Home Health & Hospice Week

HIPAA:

Don't Become A HIPAA Hostage

Should you pay a ransom to get your PHI back?

Jaws dropped in the healthcare industry when news broke of a Los Angeles hospital’s decision to pay hackers a ransom to retrieve control of their computer systems. This case begs the question: Was the decision to give in and pay the ransom the right choice?

Background: In February, Hollywood Presbyterian Medical Center announced that it paid 40 Bitcoins (equivalent to $17,000) to hackers that deployed malware into the hospital’s computer systems, locking access and preventing the hospital from sharing electronic communications. Although the malware affected the hospital’s electronic medical record (EMR) system containing patients’ protected health information (PHI), the hospital claimed that patient care wasn’t compromised, and that there is no evidence that any unauthorized access of patient or employee information occurred.

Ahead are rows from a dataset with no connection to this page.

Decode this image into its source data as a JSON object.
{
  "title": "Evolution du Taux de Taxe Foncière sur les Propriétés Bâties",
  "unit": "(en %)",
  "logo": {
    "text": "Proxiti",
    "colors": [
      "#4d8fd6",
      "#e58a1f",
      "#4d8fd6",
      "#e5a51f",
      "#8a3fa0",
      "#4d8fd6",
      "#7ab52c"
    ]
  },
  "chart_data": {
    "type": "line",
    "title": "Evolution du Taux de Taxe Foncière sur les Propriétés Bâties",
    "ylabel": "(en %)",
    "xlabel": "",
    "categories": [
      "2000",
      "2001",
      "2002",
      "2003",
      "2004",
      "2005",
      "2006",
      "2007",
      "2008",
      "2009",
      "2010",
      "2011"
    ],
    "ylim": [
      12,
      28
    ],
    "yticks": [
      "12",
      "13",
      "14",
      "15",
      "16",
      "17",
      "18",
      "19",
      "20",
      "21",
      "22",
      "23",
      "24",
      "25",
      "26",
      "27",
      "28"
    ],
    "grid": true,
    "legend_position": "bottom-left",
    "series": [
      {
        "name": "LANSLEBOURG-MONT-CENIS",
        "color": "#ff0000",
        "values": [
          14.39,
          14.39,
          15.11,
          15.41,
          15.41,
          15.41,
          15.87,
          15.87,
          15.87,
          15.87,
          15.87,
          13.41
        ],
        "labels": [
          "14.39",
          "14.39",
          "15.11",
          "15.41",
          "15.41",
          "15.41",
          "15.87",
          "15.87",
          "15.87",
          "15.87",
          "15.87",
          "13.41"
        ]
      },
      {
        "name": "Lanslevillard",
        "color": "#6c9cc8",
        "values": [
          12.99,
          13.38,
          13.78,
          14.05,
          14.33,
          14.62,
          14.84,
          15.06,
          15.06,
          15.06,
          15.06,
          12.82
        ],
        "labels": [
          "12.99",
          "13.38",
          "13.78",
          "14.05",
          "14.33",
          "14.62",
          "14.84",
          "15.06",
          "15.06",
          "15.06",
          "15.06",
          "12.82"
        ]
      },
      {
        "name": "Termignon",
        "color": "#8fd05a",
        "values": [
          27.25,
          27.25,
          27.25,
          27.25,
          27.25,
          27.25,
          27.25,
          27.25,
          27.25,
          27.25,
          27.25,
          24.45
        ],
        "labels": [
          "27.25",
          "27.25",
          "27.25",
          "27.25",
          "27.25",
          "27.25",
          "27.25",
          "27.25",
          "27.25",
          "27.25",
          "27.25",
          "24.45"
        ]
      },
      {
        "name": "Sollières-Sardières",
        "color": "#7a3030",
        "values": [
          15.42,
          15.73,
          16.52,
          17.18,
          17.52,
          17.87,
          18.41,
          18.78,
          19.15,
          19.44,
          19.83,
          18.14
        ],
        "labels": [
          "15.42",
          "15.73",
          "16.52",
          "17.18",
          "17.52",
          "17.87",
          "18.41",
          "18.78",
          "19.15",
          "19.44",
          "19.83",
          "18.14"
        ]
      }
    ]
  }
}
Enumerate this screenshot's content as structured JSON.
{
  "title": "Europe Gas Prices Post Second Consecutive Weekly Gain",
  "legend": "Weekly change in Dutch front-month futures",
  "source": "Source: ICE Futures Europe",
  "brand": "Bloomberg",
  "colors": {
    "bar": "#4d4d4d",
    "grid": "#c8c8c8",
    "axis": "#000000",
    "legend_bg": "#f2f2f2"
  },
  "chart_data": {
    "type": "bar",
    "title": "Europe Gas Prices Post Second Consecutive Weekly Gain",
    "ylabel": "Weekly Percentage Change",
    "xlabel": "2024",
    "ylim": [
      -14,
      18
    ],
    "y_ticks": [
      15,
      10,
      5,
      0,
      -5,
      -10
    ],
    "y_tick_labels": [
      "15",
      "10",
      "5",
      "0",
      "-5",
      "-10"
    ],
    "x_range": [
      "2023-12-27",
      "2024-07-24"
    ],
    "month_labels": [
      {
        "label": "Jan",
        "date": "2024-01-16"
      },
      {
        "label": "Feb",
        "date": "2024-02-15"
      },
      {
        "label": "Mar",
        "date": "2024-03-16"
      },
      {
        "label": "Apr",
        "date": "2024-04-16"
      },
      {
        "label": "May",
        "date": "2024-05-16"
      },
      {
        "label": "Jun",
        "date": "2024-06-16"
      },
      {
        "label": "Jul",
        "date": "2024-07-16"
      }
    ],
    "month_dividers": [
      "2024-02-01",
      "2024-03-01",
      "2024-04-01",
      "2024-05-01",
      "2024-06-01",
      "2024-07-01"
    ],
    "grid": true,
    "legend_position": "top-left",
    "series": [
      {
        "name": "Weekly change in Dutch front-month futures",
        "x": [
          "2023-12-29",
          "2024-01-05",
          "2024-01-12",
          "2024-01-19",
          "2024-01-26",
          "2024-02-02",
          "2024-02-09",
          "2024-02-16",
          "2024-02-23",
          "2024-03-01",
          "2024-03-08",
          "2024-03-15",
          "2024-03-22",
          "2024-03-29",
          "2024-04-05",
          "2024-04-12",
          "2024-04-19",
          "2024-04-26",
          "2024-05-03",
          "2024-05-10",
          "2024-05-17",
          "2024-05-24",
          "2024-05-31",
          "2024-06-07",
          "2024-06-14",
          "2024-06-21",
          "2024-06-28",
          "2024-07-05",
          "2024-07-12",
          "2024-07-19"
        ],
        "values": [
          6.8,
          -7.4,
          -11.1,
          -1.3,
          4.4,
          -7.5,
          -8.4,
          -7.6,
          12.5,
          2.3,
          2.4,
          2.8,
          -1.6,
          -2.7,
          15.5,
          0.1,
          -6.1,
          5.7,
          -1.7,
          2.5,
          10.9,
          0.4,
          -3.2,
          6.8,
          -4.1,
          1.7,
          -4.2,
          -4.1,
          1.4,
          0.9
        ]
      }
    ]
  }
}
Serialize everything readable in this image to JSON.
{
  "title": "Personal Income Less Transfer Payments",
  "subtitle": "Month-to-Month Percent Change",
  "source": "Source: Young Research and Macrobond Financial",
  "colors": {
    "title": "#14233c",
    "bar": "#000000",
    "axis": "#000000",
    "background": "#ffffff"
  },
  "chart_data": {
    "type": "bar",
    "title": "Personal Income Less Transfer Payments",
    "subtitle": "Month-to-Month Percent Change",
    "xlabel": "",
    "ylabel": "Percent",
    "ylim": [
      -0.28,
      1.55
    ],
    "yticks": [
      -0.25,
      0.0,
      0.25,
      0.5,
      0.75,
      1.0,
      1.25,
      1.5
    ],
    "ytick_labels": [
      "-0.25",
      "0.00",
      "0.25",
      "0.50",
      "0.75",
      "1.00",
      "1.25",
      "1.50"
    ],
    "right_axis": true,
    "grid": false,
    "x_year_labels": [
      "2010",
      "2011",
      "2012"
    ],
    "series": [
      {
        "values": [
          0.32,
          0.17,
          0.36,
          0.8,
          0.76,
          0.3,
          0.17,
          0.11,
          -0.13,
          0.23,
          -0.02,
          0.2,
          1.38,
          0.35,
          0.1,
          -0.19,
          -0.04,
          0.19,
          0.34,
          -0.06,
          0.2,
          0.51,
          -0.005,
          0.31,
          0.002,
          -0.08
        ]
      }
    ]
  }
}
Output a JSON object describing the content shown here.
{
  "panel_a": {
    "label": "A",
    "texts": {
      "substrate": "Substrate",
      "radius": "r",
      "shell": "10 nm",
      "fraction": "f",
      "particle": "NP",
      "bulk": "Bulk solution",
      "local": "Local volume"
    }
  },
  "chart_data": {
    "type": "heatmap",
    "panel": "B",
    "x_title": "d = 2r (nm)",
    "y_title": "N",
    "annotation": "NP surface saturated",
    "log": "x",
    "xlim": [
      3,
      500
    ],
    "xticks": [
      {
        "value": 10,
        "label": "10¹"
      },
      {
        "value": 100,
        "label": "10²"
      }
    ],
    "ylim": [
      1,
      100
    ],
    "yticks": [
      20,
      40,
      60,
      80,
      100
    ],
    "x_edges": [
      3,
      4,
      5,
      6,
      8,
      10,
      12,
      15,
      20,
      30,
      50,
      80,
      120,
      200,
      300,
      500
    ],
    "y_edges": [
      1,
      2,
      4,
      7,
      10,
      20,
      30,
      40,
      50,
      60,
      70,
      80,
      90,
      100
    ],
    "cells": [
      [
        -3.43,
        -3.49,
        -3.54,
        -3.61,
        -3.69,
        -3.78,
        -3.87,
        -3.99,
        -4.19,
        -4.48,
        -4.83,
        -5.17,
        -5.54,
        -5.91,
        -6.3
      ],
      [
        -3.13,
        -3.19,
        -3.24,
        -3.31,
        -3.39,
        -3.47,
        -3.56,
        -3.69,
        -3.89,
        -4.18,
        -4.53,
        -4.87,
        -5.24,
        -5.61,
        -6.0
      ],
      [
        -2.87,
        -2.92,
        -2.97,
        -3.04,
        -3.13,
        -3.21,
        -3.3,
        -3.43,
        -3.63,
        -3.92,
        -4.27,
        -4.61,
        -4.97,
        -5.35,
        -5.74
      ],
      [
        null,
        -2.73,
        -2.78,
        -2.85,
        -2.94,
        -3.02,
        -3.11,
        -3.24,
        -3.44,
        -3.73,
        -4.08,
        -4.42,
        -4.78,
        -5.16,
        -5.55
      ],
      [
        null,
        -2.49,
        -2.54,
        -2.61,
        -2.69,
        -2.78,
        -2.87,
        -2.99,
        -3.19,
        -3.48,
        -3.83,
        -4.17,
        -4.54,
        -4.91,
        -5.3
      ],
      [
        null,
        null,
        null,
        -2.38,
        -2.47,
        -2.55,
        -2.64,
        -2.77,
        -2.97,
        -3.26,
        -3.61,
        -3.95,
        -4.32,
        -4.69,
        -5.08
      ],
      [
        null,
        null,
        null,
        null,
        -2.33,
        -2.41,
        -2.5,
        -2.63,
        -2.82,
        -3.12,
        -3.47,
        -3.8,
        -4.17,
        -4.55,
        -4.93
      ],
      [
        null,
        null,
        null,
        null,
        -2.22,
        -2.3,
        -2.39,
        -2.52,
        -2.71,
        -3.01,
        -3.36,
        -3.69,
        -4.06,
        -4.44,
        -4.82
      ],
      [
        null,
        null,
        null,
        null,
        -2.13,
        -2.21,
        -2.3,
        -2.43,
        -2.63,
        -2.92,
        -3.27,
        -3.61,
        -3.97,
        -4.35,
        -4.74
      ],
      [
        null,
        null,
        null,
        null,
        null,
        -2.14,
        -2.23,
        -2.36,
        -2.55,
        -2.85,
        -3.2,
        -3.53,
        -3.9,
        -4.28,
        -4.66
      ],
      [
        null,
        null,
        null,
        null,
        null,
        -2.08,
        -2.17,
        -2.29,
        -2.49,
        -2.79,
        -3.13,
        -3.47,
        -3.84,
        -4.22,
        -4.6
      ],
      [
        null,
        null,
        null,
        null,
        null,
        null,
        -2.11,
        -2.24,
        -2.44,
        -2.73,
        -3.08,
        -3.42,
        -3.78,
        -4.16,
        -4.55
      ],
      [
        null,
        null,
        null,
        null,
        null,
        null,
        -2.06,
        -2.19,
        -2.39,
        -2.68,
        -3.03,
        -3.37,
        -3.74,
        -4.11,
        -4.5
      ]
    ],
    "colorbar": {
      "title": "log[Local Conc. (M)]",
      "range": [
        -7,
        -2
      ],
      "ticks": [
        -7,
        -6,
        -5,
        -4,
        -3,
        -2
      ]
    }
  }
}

The malware locked Hollywood Presbyterian’s systems by encrypting files, and then the hackers demanded that the hospital pay a ransom to obtain the decryption key. “The quickest and most efficient way to restore our systems and administrative functions was to pay the ransom and obtain the decryption key,” hospital President & CEO Allen Stefanek said in a statement.

Get Ready for Your Wake-Up Call

Reaction: “The Hollywood Presbyterian incident has been a huge wake-up call for healthcare and has finally allowed information security to have the respect it deserves in the boardroom,” notes HIPAA expert Jim Sheldon-Dean, founder and direct of compliance services at Lewis Creek Systems in Charlotte, Vt. “Healthcare has traditionally been less sophisticated when it comes to information security … [but] now is the time to get serious about protecting systems, because lives and institutions are at stake.”

Problem: “Healthcare institutions are in a tough space,” says Larry Whiteside Jr., Vice President of Healthcare and Infrastructure for Optiv, a Denver-based cybersecurity solutions firm. “They have low margins and have to figure out how to spend their money wisely. Security has for decades been their last choice of spend.”

And despite cyber attackers’ increases in sophistication, “unfortunately, hospital systems have not kept up with the times in changing their endpoint methodologies,” Whiteside warns.

Could This Attack Be A Sign Of A ‘Pandemic?’

Like many industry experts, the attack on Hollywood Presbyterian didn’t surprise Whiteside, but now there is more media attention on how healthcare organizations are easy targets for cyberattacks.

“Healthcare data is more valuable to hackers than credit cards since more information can be gleaned from it,” he notes. “It is the beginning of a pandemic hitting health systems in the next few years.”

This isn’t a “first-of-its-kind” attack, but it’s the first to get a lot of publicity — mostly because initially the media misreported the ransom as in the millions of dollars range, Sheldon-Dean notes.

“These attacks have been underway for some time and are on the increase, to be sure.”